やってみせ、言って聞かせて、させてみせ、ほめてやらねば、人は動かじ。
話し合い、耳を傾け、承認し、任せてやらねば、人は育たず。
やっている、姿を感謝で見守って、信頼せねば、人は実らず。

 第26、27代連合艦隊司令長官、山本五十六のこの言葉、特に最初の一文はあまりに有名である。人を動かし、人を育てる上での心理学のエッセンスがこの言葉に凝縮されている。

 この言葉に感銘を受けた経営者や管理職の方は少なくないだろう。しかし、感銘は受けてもこの言葉の内容を日々実践できているだろうか。実践できている人もいれば、実践できていないと反省する人もいるだろう。

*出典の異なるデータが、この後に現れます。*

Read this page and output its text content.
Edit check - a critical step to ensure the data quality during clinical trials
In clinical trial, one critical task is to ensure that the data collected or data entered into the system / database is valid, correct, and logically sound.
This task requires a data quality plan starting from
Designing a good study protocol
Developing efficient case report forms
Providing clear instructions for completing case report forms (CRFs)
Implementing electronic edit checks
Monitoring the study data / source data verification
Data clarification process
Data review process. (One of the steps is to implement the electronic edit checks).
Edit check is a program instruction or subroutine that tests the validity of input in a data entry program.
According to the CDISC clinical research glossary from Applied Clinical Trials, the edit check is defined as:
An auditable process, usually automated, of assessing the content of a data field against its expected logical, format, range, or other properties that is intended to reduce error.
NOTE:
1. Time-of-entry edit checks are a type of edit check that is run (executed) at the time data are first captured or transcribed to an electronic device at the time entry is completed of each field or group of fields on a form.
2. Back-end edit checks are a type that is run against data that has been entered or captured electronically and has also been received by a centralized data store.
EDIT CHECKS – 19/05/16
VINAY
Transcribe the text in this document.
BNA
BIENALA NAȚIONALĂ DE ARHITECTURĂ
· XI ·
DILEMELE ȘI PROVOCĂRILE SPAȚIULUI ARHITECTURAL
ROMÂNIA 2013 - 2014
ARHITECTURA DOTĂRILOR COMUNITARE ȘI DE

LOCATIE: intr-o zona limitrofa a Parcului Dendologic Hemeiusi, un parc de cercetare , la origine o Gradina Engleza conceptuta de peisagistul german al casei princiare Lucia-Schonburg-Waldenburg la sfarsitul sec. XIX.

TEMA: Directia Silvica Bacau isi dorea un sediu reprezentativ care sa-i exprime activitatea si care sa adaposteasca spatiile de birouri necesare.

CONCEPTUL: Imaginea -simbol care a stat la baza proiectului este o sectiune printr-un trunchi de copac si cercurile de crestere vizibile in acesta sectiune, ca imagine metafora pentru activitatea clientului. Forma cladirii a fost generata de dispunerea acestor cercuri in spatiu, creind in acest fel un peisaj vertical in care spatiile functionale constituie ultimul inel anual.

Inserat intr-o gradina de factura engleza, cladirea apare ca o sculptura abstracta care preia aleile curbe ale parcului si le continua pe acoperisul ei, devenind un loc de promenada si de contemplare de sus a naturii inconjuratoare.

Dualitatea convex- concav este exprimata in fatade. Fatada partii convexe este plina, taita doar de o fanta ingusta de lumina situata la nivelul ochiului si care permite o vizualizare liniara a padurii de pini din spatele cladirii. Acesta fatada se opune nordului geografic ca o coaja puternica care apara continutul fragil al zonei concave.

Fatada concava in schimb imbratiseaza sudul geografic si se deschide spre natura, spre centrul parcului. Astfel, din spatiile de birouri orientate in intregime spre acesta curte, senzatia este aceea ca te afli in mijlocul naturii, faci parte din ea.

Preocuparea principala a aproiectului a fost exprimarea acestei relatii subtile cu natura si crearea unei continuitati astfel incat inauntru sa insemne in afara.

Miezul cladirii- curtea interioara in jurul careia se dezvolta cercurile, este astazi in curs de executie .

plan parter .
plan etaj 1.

 現場の人が育たず、結局、自分がほとんどの仕事をやらなければいけないので、いつまで経っても忙しさから抜け出せない。そう頭を抱える経営者や管理職の方からのご相談をよく受ける。

 私が受ける様々なご相談の中でも断トツに多いご相談である。その際に、この山本五十六の言葉を引用すると、「分かっちゃいるんですが、できていません」との答えがほとんどである。

人が育たないときの3つの選択肢

 なぜできていないのか、理由を聞くと、いろいろな理由が出てくる。

 どの理由も「なるほど」と思えるものであるし、気持ちもよく分かる。しかしどのような理由があれ、できていないことは事実である。

 この場合、3つの選択肢のいずれかを選択しなければならない。

(1)人を育てることをあきらめ、全て自分でやるようにする。
(2)今の現場の進め方を改め、人を育てることを最優先事項にする。
(3)自分がやっている仕事を任せられる即戦力となる人を新たに雇う。

 いずれを選ぶかの判断を行う上では、まずどういった働き方をしたいのかを自らの中で明確にすることが必要になる。